Posted May. 06, 2003 22:08,   

한국어

Cargo workers from the Korean Cargo Workers Federation (KCWF), responsible for 90% of all local cargo, walked off the job on May 2. Logistics and supply at major steel companies including POSCO have been halted greatly affecting various industries including shipbuilding, automobiles, electronics, and hundreds of local subcontractors.

Some cargo workers in Pohang, North Gyeongsang Province, are trying to blockade trucks carrying steel products but also others from passing. The police however are preparing for this possible disruption.

About 400 workers, requesting a 30% increase in pay, have been staging strikes since May 2. On May 6, they parked their trucks along a one kilometer stretch of National Highway #7 between Pohang and Gyeongju.

In addition, cargo workers are trying to close off three entrances in Pohang city, used for moving POSCO’s products.

Some workers broke the windshields of trucks that passed through an industrial complex in Pohang during the strike and took removed license plates.

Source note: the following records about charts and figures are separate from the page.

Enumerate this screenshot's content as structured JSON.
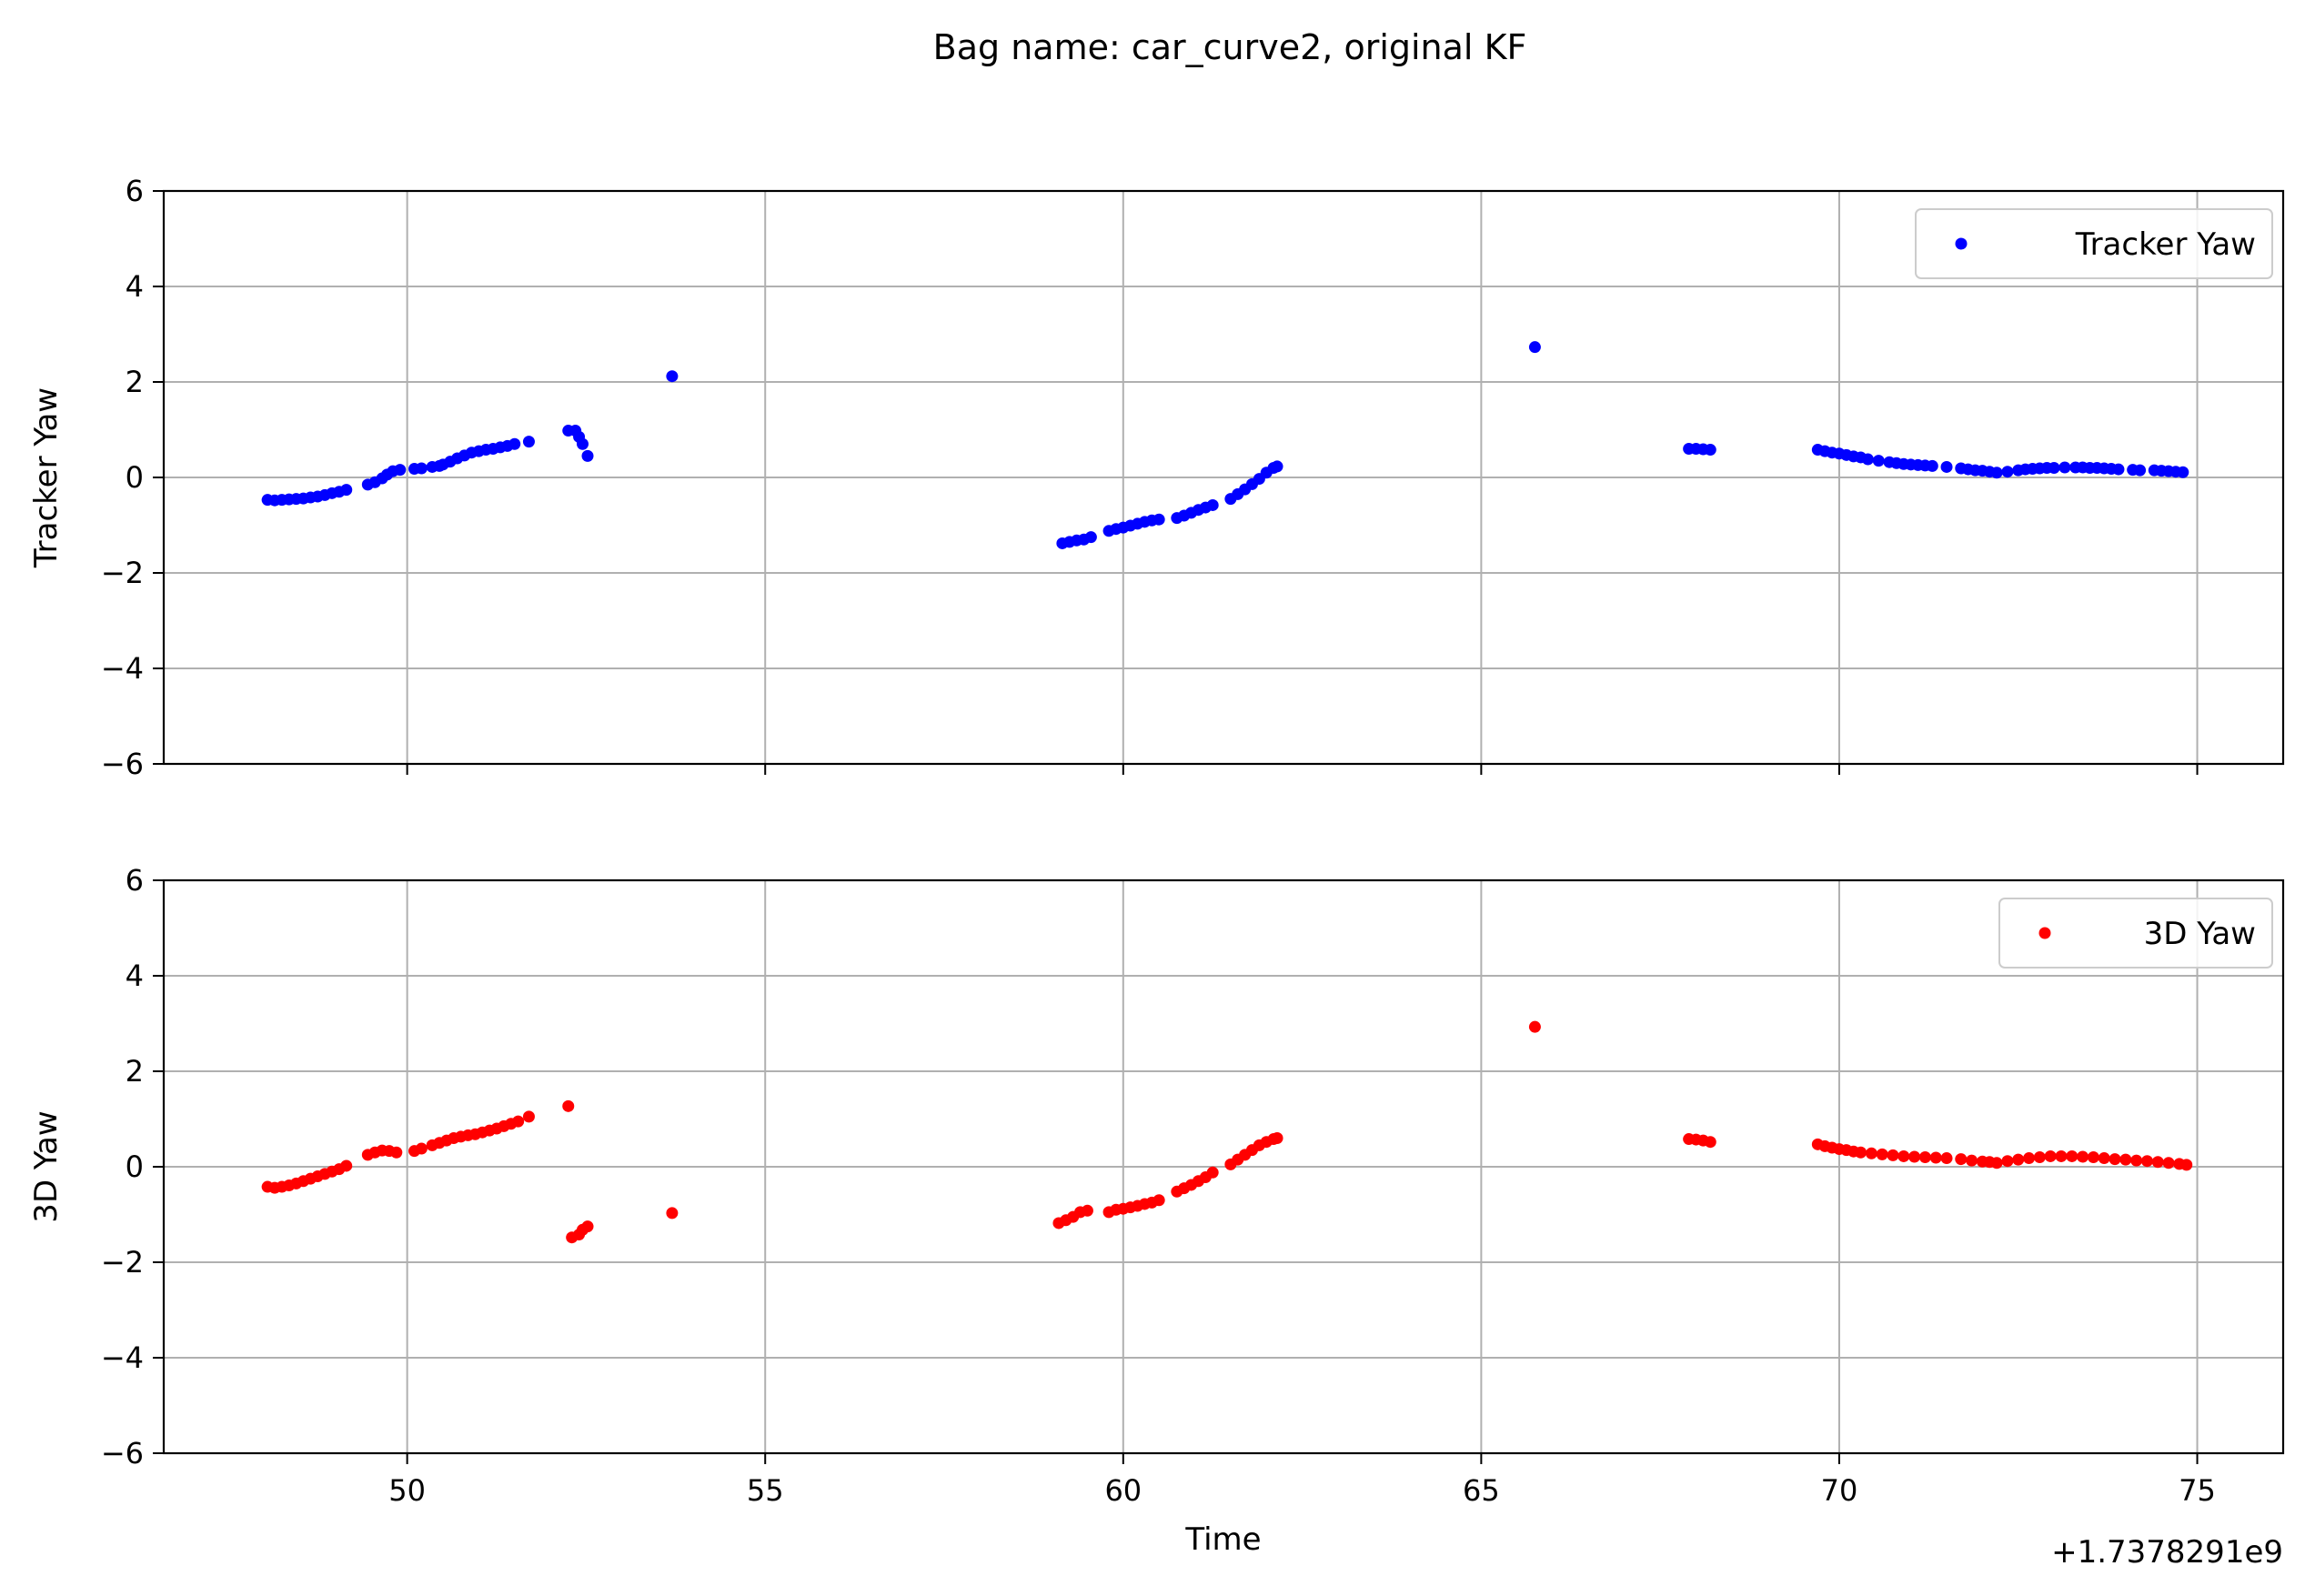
{
  "figure": {
    "title": "Bag name: car_curve2, original KF",
    "x_offset_label": "+1.7378291e9"
  },
  "chart_data": [
    {
      "type": "scatter",
      "id": "top",
      "ylabel": "Tracker Yaw",
      "xlabel": "",
      "xlim": [
        46.6,
        76.2
      ],
      "ylim": [
        -6,
        6
      ],
      "xticks": [
        50,
        55,
        60,
        65,
        70,
        75
      ],
      "yticks": [
        -6,
        -4,
        -2,
        0,
        2,
        4,
        6
      ],
      "grid": true,
      "legend_position": "upper-right",
      "series": [
        {
          "name": "Tracker Yaw",
          "color": "#0000ff",
          "x": [
            48.05,
            48.15,
            48.25,
            48.35,
            48.45,
            48.55,
            48.65,
            48.75,
            48.85,
            48.95,
            49.05,
            49.15,
            49.45,
            49.55,
            49.65,
            49.72,
            49.8,
            49.9,
            50.1,
            50.2,
            50.35,
            50.45,
            50.5,
            50.6,
            50.7,
            50.8,
            50.9,
            51.0,
            51.1,
            51.2,
            51.3,
            51.4,
            51.5,
            51.7,
            52.25,
            52.35,
            52.4,
            52.45,
            52.52,
            53.7,
            59.15,
            59.25,
            59.35,
            59.45,
            59.55,
            59.8,
            59.9,
            60.0,
            60.1,
            60.2,
            60.3,
            60.4,
            60.5,
            60.75,
            60.85,
            60.95,
            61.05,
            61.15,
            61.25,
            61.5,
            61.6,
            61.7,
            61.8,
            61.9,
            62.0,
            62.1,
            62.15,
            65.75,
            67.9,
            68.0,
            68.1,
            68.2,
            69.7,
            69.8,
            69.9,
            70.0,
            70.1,
            70.2,
            70.3,
            70.4,
            70.55,
            70.7,
            70.8,
            70.9,
            71.0,
            71.1,
            71.2,
            71.3,
            71.5,
            71.7,
            71.8,
            71.9,
            72.0,
            72.1,
            72.2,
            72.35,
            72.5,
            72.6,
            72.7,
            72.8,
            72.9,
            73.0,
            73.15,
            73.3,
            73.4,
            73.5,
            73.6,
            73.7,
            73.8,
            73.9,
            74.1,
            74.2,
            74.4,
            74.5,
            74.6,
            74.7,
            74.8
          ],
          "y": [
            -0.47,
            -0.48,
            -0.47,
            -0.46,
            -0.45,
            -0.44,
            -0.42,
            -0.4,
            -0.37,
            -0.33,
            -0.3,
            -0.26,
            -0.15,
            -0.1,
            -0.02,
            0.06,
            0.13,
            0.16,
            0.18,
            0.19,
            0.22,
            0.24,
            0.27,
            0.33,
            0.4,
            0.46,
            0.52,
            0.55,
            0.58,
            0.6,
            0.63,
            0.66,
            0.7,
            0.75,
            0.98,
            0.98,
            0.85,
            0.7,
            0.45,
            2.12,
            -1.38,
            -1.35,
            -1.32,
            -1.3,
            -1.25,
            -1.12,
            -1.08,
            -1.05,
            -1.01,
            -0.97,
            -0.93,
            -0.9,
            -0.88,
            -0.85,
            -0.8,
            -0.74,
            -0.68,
            -0.63,
            -0.58,
            -0.45,
            -0.35,
            -0.25,
            -0.14,
            -0.03,
            0.1,
            0.2,
            0.23,
            2.73,
            0.6,
            0.6,
            0.59,
            0.58,
            0.58,
            0.55,
            0.52,
            0.5,
            0.47,
            0.44,
            0.42,
            0.38,
            0.35,
            0.32,
            0.3,
            0.28,
            0.27,
            0.26,
            0.25,
            0.24,
            0.22,
            0.19,
            0.17,
            0.15,
            0.14,
            0.12,
            0.1,
            0.12,
            0.15,
            0.17,
            0.18,
            0.19,
            0.2,
            0.2,
            0.21,
            0.21,
            0.21,
            0.2,
            0.2,
            0.19,
            0.18,
            0.17,
            0.16,
            0.15,
            0.15,
            0.14,
            0.13,
            0.12,
            0.11
          ]
        }
      ]
    },
    {
      "type": "scatter",
      "id": "bottom",
      "ylabel": "3D Yaw",
      "xlabel": "Time",
      "xlim": [
        46.6,
        76.2
      ],
      "ylim": [
        -6,
        6
      ],
      "xticks": [
        50,
        55,
        60,
        65,
        70,
        75
      ],
      "yticks": [
        -6,
        -4,
        -2,
        0,
        2,
        4,
        6
      ],
      "grid": true,
      "legend_position": "upper-right",
      "series": [
        {
          "name": "3D Yaw",
          "color": "#ff0000",
          "x": [
            48.05,
            48.15,
            48.25,
            48.35,
            48.45,
            48.55,
            48.65,
            48.75,
            48.85,
            48.95,
            49.05,
            49.15,
            49.45,
            49.55,
            49.65,
            49.75,
            49.85,
            50.1,
            50.2,
            50.35,
            50.45,
            50.55,
            50.65,
            50.75,
            50.85,
            50.95,
            51.05,
            51.15,
            51.25,
            51.35,
            51.45,
            51.55,
            51.7,
            52.25,
            52.3,
            52.4,
            52.45,
            52.52,
            53.7,
            59.1,
            59.2,
            59.3,
            59.4,
            59.5,
            59.8,
            59.9,
            60.0,
            60.1,
            60.2,
            60.3,
            60.4,
            60.5,
            60.75,
            60.85,
            60.95,
            61.05,
            61.15,
            61.25,
            61.5,
            61.6,
            61.7,
            61.8,
            61.9,
            62.0,
            62.1,
            62.15,
            65.75,
            67.9,
            68.0,
            68.1,
            68.2,
            69.7,
            69.8,
            69.9,
            70.0,
            70.1,
            70.2,
            70.3,
            70.45,
            70.6,
            70.75,
            70.9,
            71.05,
            71.2,
            71.35,
            71.5,
            71.7,
            71.85,
            72.0,
            72.1,
            72.2,
            72.35,
            72.5,
            72.65,
            72.8,
            72.95,
            73.1,
            73.25,
            73.4,
            73.55,
            73.7,
            73.85,
            74.0,
            74.15,
            74.3,
            74.45,
            74.6,
            74.75,
            74.85
          ],
          "y": [
            -0.42,
            -0.44,
            -0.42,
            -0.39,
            -0.35,
            -0.3,
            -0.25,
            -0.2,
            -0.15,
            -0.1,
            -0.05,
            0.02,
            0.25,
            0.3,
            0.34,
            0.33,
            0.3,
            0.33,
            0.38,
            0.45,
            0.5,
            0.55,
            0.6,
            0.63,
            0.66,
            0.68,
            0.72,
            0.76,
            0.8,
            0.85,
            0.9,
            0.95,
            1.05,
            1.27,
            -1.48,
            -1.42,
            -1.32,
            -1.25,
            -0.97,
            -1.18,
            -1.12,
            -1.05,
            -0.95,
            -0.92,
            -0.95,
            -0.9,
            -0.88,
            -0.85,
            -0.82,
            -0.78,
            -0.75,
            -0.7,
            -0.52,
            -0.45,
            -0.38,
            -0.3,
            -0.22,
            -0.12,
            0.05,
            0.15,
            0.25,
            0.35,
            0.45,
            0.52,
            0.58,
            0.6,
            2.93,
            0.58,
            0.57,
            0.55,
            0.52,
            0.47,
            0.43,
            0.4,
            0.37,
            0.35,
            0.32,
            0.3,
            0.28,
            0.26,
            0.24,
            0.22,
            0.21,
            0.2,
            0.19,
            0.18,
            0.16,
            0.13,
            0.11,
            0.1,
            0.08,
            0.12,
            0.15,
            0.18,
            0.2,
            0.22,
            0.22,
            0.22,
            0.21,
            0.2,
            0.18,
            0.16,
            0.15,
            0.13,
            0.12,
            0.1,
            0.08,
            0.06,
            0.04
          ]
        }
      ]
    }
  ]
}
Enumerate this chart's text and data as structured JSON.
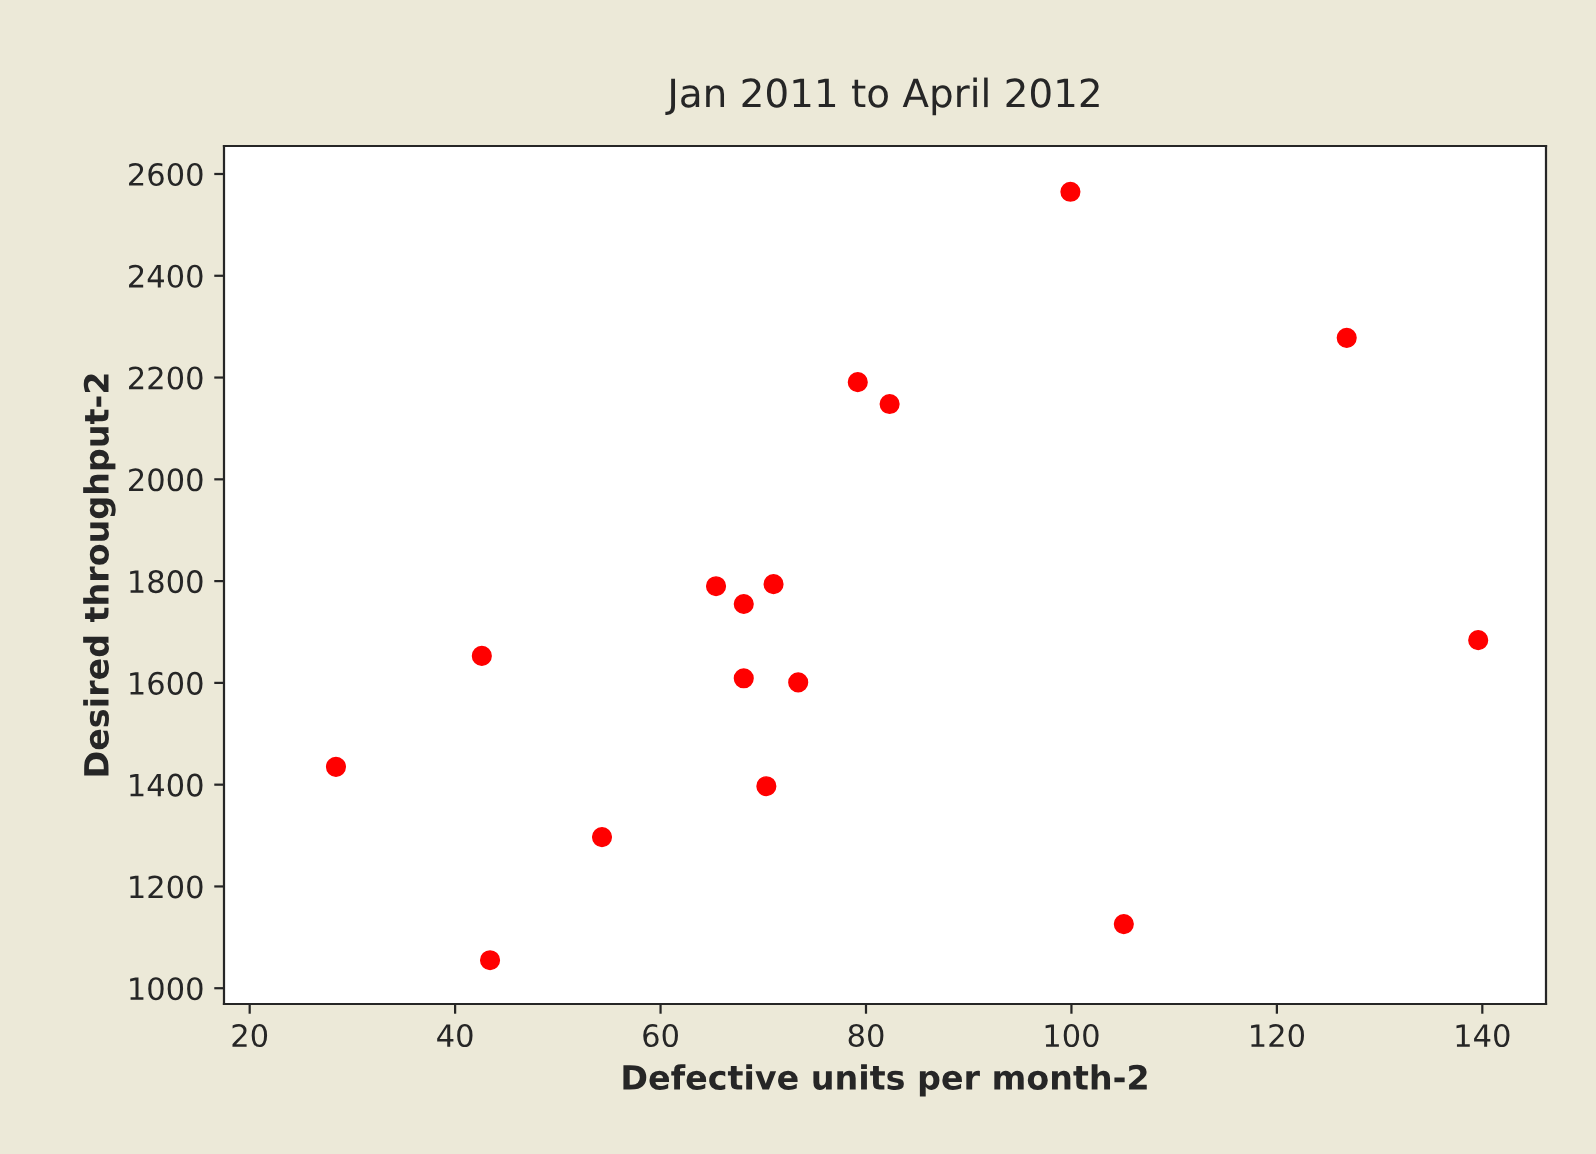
{
  "chart_data": {
    "type": "scatter",
    "title": "Jan 2011 to April 2012",
    "xlabel": "Defective units per month-2",
    "ylabel": "Desired throughput-2",
    "series": [
      {
        "color": "#ff0000",
        "x": [
          28.4,
          42.6,
          43.4,
          54.3,
          65.4,
          68.1,
          68.1,
          71.0,
          70.3,
          73.4,
          79.2,
          82.3,
          99.9,
          105.1,
          126.8,
          139.6
        ],
        "values": [
          1435,
          1653,
          1055,
          1297,
          1790,
          1755,
          1609,
          1794,
          1397,
          1601,
          2191,
          2148,
          2565,
          1126,
          2278,
          1684
        ]
      }
    ],
    "xlim": [
      17.5,
      146.2
    ],
    "ylim": [
      969,
      2655
    ],
    "xticks": [
      20,
      40,
      60,
      80,
      100,
      120,
      140
    ],
    "yticks": [
      1000,
      1200,
      1400,
      1600,
      1800,
      2000,
      2200,
      2400,
      2600
    ],
    "marker": "circle",
    "grid": false,
    "legend": false
  }
}
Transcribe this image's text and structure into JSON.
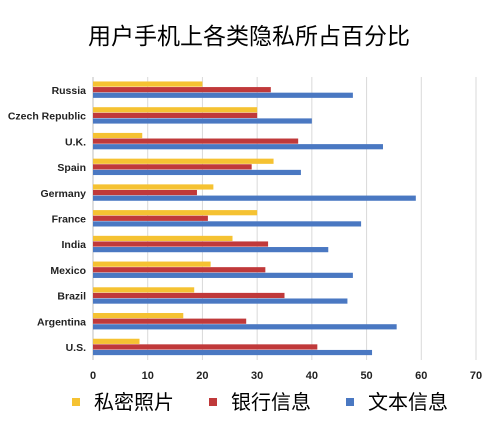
{
  "chart_data": {
    "type": "bar",
    "orientation": "horizontal",
    "title": "用户手机上各类隐私所占百分比",
    "categories": [
      "Russia",
      "Czech Republic",
      "U.K.",
      "Spain",
      "Germany",
      "France",
      "India",
      "Mexico",
      "Brazil",
      "Argentina",
      "U.S."
    ],
    "series": [
      {
        "name": "私密照片",
        "color": "#f5c232",
        "values": [
          20,
          30,
          9,
          33,
          22,
          30,
          25.5,
          21.5,
          18.5,
          16.5,
          8.5
        ]
      },
      {
        "name": "银行信息",
        "color": "#c0393a",
        "values": [
          32.5,
          30,
          37.5,
          29,
          19,
          21,
          32,
          31.5,
          35,
          28,
          41
        ]
      },
      {
        "name": "文本信息",
        "color": "#4a78c2",
        "values": [
          47.5,
          40,
          53,
          38,
          59,
          49,
          43,
          47.5,
          46.5,
          55.5,
          51
        ]
      }
    ],
    "xlim": [
      0,
      70
    ],
    "xticks": [
      0,
      10,
      20,
      30,
      40,
      50,
      60,
      70
    ],
    "grid": true,
    "legend_position": "bottom"
  }
}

“The strike has paralyzed the city for the past five days, but the police haven’t done anything,” citizens in Pohang said, expressing their concern.

“If we dismiss them immediately, it would only bring about violence, and make matters much worse,” one police official said.

The cargo workers are preventing the passage of raw materials and delivery of steel products to Hanbosteel, Gwangyang Steel, and KISCO. However, the authorities have not taken any action.

As the strike is adversely affecting transportation for most steel companies, inventories of quicklime, a raw material for steel production, are running low.

Hyundai Heavy Industry is expressing concern that it will have to shut down on May 12 when desperately needed inventories run out. The Hyundai Motors’ plant in Ulsan is struggling to come up with countermeasures since they only have inventories for another ten days.